Did she hesitate an instant? Regardless, she repeated, tugging his arm and smiling at him, ‘Yes. Thus the fiction of your appetite.’

Had Brunetti not warmed to Franca Marinello because of their conversation, he might have remarked that she hardly needed dietary peculiarities to draw attention to herself. But Cicero had intervened to change Brunetti’s opinion and he had come, he realized, to feel protective of the woman.

They passed in front of Goldoni’s house, then the sudden left and right and down towards San Polo. As they walked out into the campo, Paola stopped and gazed across the open space. ‘How strange to see it empty like this.’
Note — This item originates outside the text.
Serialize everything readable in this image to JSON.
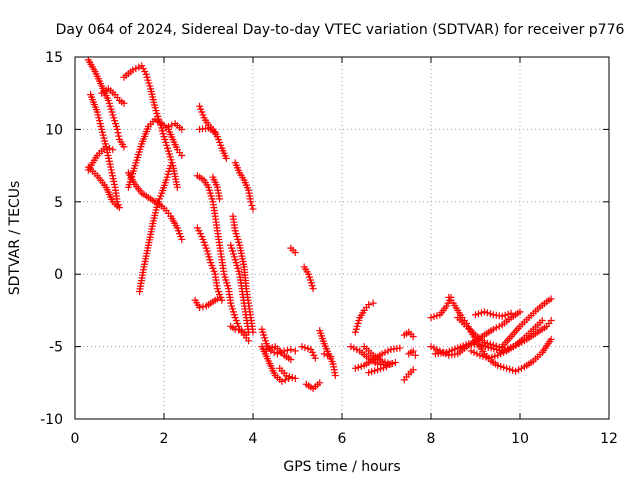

He loved the campo, had loved it since he was a boy, for its trees and its sense of openness: SS Giovanni e Paolo was too small, the statue in the way, and soccer balls were prone to end in the canal; Santa Margherita was oddly shaped, and he’d always found it too noisy, even more so now that it had become so fashionable. Perhaps it was the lack of commercialization that made him love Campo San Polo, for only two sides of it held shops, the others having resisted the lure of Mammon. The church, of course, had succumbed and now charged people to enter, having discovered that beauty brought more income than grace. Not that there was all that much to see inside: a few Tintorettos, those Tiepolo Stations of the Cross, a bit of this and that.

He felt Paola tugging at his arm. ‘Come on, Guido, it’s almost one.’

He accepted the truce her words offered, and they made their way home.

Unusually, his father-in-law phoned Brunetti at the Questura the next day. After thanking him for the dinner, Brunetti waited to see what was on the Conte’s mind.

‘Well, what did you think?’ the Conte asked.

‘Of what?’ Brunetti asked.

‘Of her.’

‘Franca Marinello?’ Brunetti asked, hiding his surprise.

‘Of course. You sat opposite her all evening.’

‘I didn’t know I was supposed to be interrogating her,’ Brunetti protested.

‘But you did,’ the Conte answered sharply.

‘Only about Cicero, I’m afraid,’ Brunetti explained.